McDonald's Augustine Heights crew trainer Zanae Sanders enjoys the flexibility that the job provides.
McDonald's Augustine Heights crew trainer Zanae Sanders enjoys the flexibility that the job provides. Cordell Richardson

Ipswich's love of fast food fuels teen jobless rate

TEENAGERS are flocking to fast food franchises in Ipswich, learning responsibility and how to tackle life issues at their first jobs.

The greater Ipswich area has around 50 major international fast food outlets and according to franchisees, in just 15 of these stores, they employ around 1200 staff.

According to Queensland Government statistics, Ipswich has one of the lowest youth unemployment rates in the state, with 87.9 per cent of working age youth sporting jobs.

Franchisees from local McDonald's, Domino's Pizza and KFC all agree they have a certain responsibility to the teens that come into their fold.

McDonald's

 

Crew trainer Zanae Sanders, McCafe crew Stephanie McGregor and franchisee Lisa Mackintosh at McDonald's Augustine Heights.
Crew trainer Zanae Sanders, McCafe crew Stephanie McGregor and franchisee Lisa Mackintosh at McDonald's Augustine Heights. Cordell Richardson

Lisa Mackintosh, operates four stores around Springfield and has just under 400 people working for her. She said she prides herself on being able to offer teens their first jobs.

"The good thing about it is, it's my business and for the amount of people I have the majority are 14, 15 and 16 year olds," she said.

"I'm able to give them that opportunity rather than a small business and we absorb the cost (of training) into the business."

Ms Mackintosh said that McDonald's experience does come in highly ranked later in life, with even banks stating the former fast food restaurant's employees have excellent skills.

"You have the local businesses in the area but they usually only employ one or two kids at a time and if it's a great job they won't leave - which is great - but there are no other opportunities," she said.

Her ethos when employing teens is to make sure they're local, and save mum and dad from dropping them to work.

"If the big businesses weren't in the area, the kids would have to go out of the area for a job or not have a job," Ms Mackintosh said.

"With the new store at Camira, we have Woodcrest behind us.
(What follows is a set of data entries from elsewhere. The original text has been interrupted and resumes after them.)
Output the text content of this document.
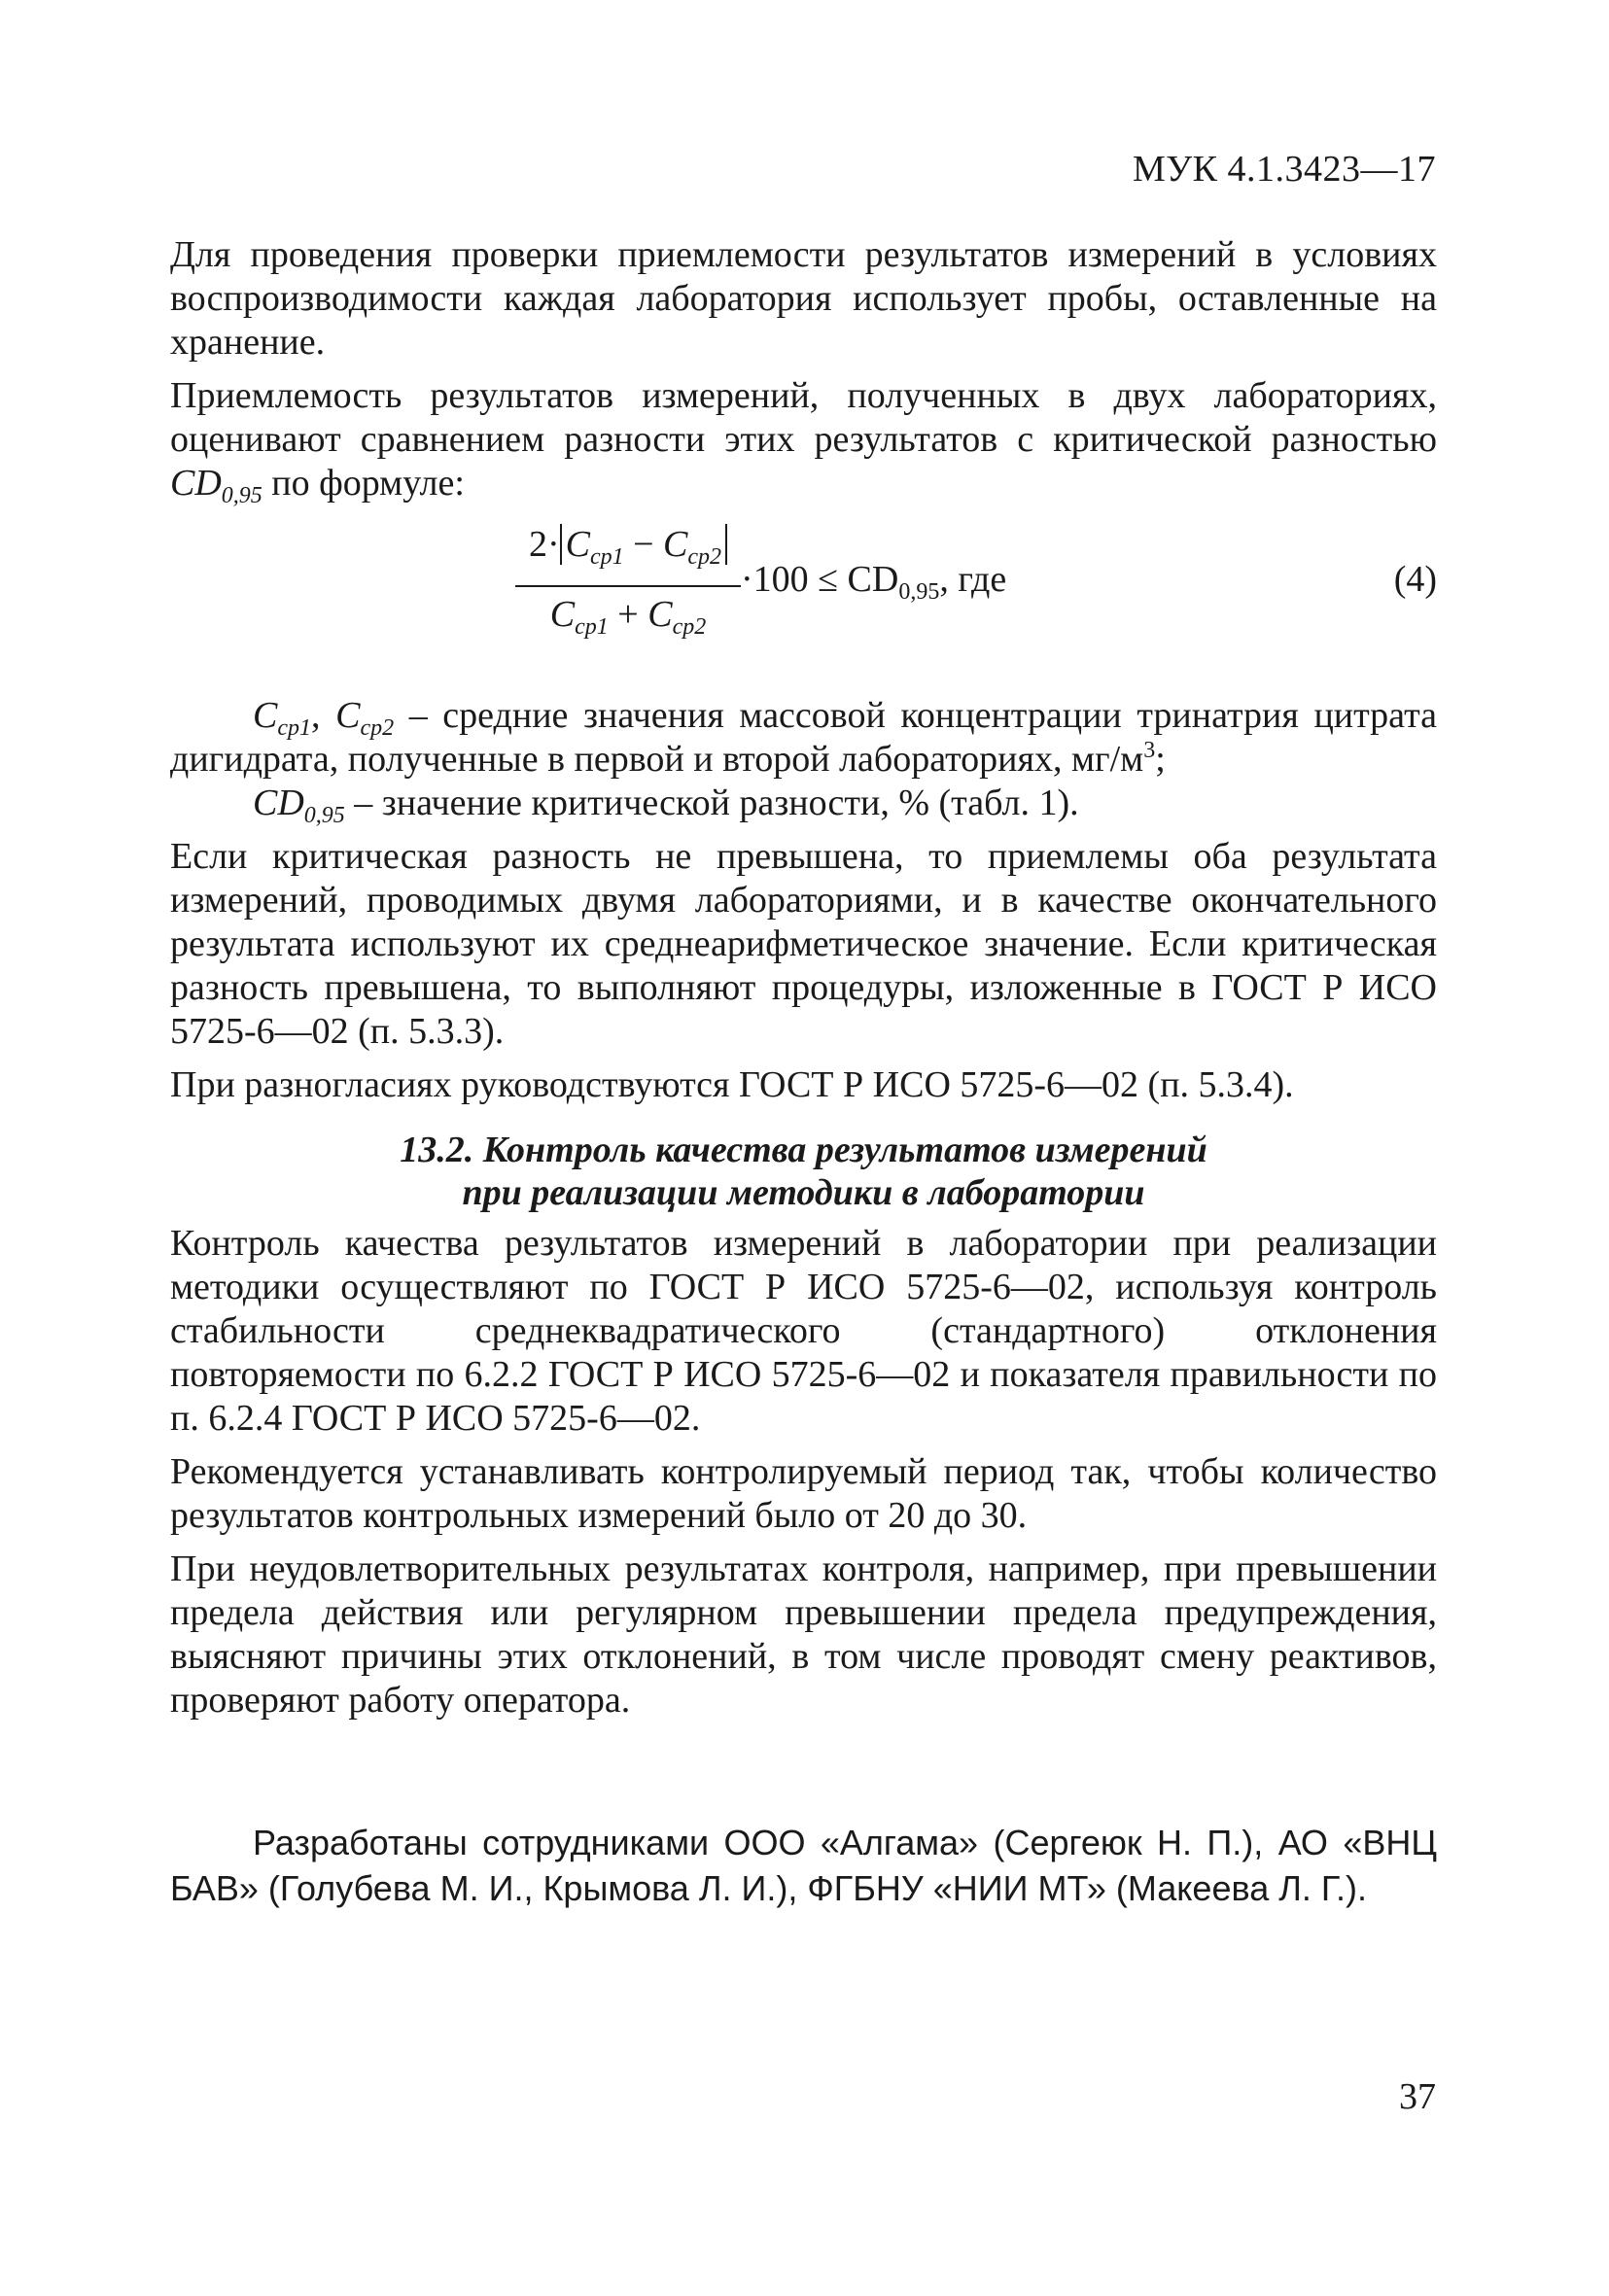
МУК 4.1.3423—17

Для проведения проверки приемлемости результатов измерений в условиях воспроизводимости каждая лаборатория использует пробы, оставленные на хранение.

Приемлемость результатов измерений, полученных в двух лабораториях, оценивают сравнением разности этих результатов с критической разностью $CD_{0,95}$ по формуле:

$2\cdot C_{ср1} - C_{ср2}$
$C_{ср1} + C_{ср2}$
$\cdot 100 \le CD_{0,95}$, где	(4)

$C_{cp1}$, $C_{cp2}$ – средние значения массовой концентрации тринатрия цитрата дигидрата, полученные в первой и второй лабораториях, $мг/м^3$;

$CD_{0,95}$ – значение критической разности, % (табл. 1).

Если критическая разность не превышена, то приемлемы оба результата измерений, проводимых двумя лабораториями, и в качестве окончательного результата используют их среднеарифметическое значение. Если критическая разность превышена, то выполняют процедуры, изложенные в ГОСТ Р ИСО 5725-6—02 (п. 5.3.3).

При разногласиях руководствуются ГОСТ Р ИСО 5725-6—02 (п. 5.3.4).

13.2. Контроль качества результатов измерений
при реализации методики в лаборатории

Контроль качества результатов измерений в лаборатории при реализации методики осуществляют по ГОСТ Р ИСО 5725-6—02, используя контроль стабильности среднеквадратического (стандартного) отклонения повторяемости по 6.2.2 ГОСТ Р ИСО 5725-6—02 и показателя правильности по п. 6.2.4 ГОСТ Р ИСО 5725-6—02.

Рекомендуется устанавливать контролируемый период так, чтобы количество результатов контрольных измерений было от 20 до 30.

При неудовлетворительных результатах контроля, например, при превышении предела действия или регулярном превышении предела предупреждения, выясняют причины этих отклонений, в том числе проводят смену реактивов, проверяют работу оператора.

Разработаны сотрудниками ООО «Алгама» (Сергеюк Н. П.), АО «ВНЦ БАВ» (Голубева М. И., Крымова Л. И.), ФГБНУ «НИИ МТ» (Макеева Л. Г.).

37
Most of the kids, the majority of the kids we employ come from Woodcrest.

"They walk over after school and start work, whereas if the store wasn't there they would have to get a job closer to home or travel because there is no other big employer in Camira."

Domino's Pizza

 

Morgan Wilkins said teens are impressionable and need to be guided at their first jobs.
Morgan Wilkins said teens are impressionable and need to be guided at their first jobs. Cordell Richardson

Morgan Wilkins is the franchisee of four Domino's stores, including Goodna, Redbank Plains, Springfield and Springfield Orion.

Similarly, Mr Wilkins started out as a humble delivery driver and now has 150 staff under him, with 280 employed at stores around the region.

He said that as fast food restaurants are often are typically the first job teenagers have and its the restaurant's responsibility to ensure teens build work ethic and life skills.

"It's not always about getting the person with the most experience, particularly in the demographic we deal with, in teenagers and young adults, it's primarily about attitude," he said.

"Something I really impart upon our managers and trainers is we have a big responsibility, a lot of the kids we employ, it's their first job and we're setting them up for success in their working life.

"If we don't' start them on the right path early, they're going to have a pretty warped perception (of work).

"We have to really show these kids that work's work, it can be fun but it's also serious as well - you're not just here to collect a wage."

KFC

 

KFC is a huge employer in Ipswich, with 450 employees across seven stores.
KFC is a huge employer in Ipswich, with 450 employees across seven stores. Contributed

Between Ipswich's seven KFC stores there are 450 employees, Collins Food chief people officer Dawn Linacker said.

Ms Linacker said the majority of the workers begin with the company when they are young and they have a very low turnover rate in Ipswich.

"From our perspective, we take our role very seriously trying to provide a first job in life," she said.

"We target youth to actually help support them but they do a great job in our restaurants overall."

Ms Linacker said that KFC goes so far to offer training programs in hopes the teens will follow through and use that degree somewhere in head office.

"One of the things we're really proud of is the support we provide in offering traineeships in our young people," she said.

"That gives them an actual qualification that they can get through working for us but they can they equally use that with a career if they choose not to stay with KFC.

"Typically 99.9 per cent of our management in restaurants come from team members that joined us at 14-15 years of age and progressed through to being a shift supervisor and a manger.

"It's about giving them a career opportunity, that's the focus for us. We have a support centre in Brisbane (a head office) and it's fabulous for us to see people from restaurants in head office."

Honourable mentions

Carl's Jr. Burger is also set to employ a total of 200 when they open their latest store in Bundamba, while Krispy Kreme in Redbank Plains employs around 30 staff.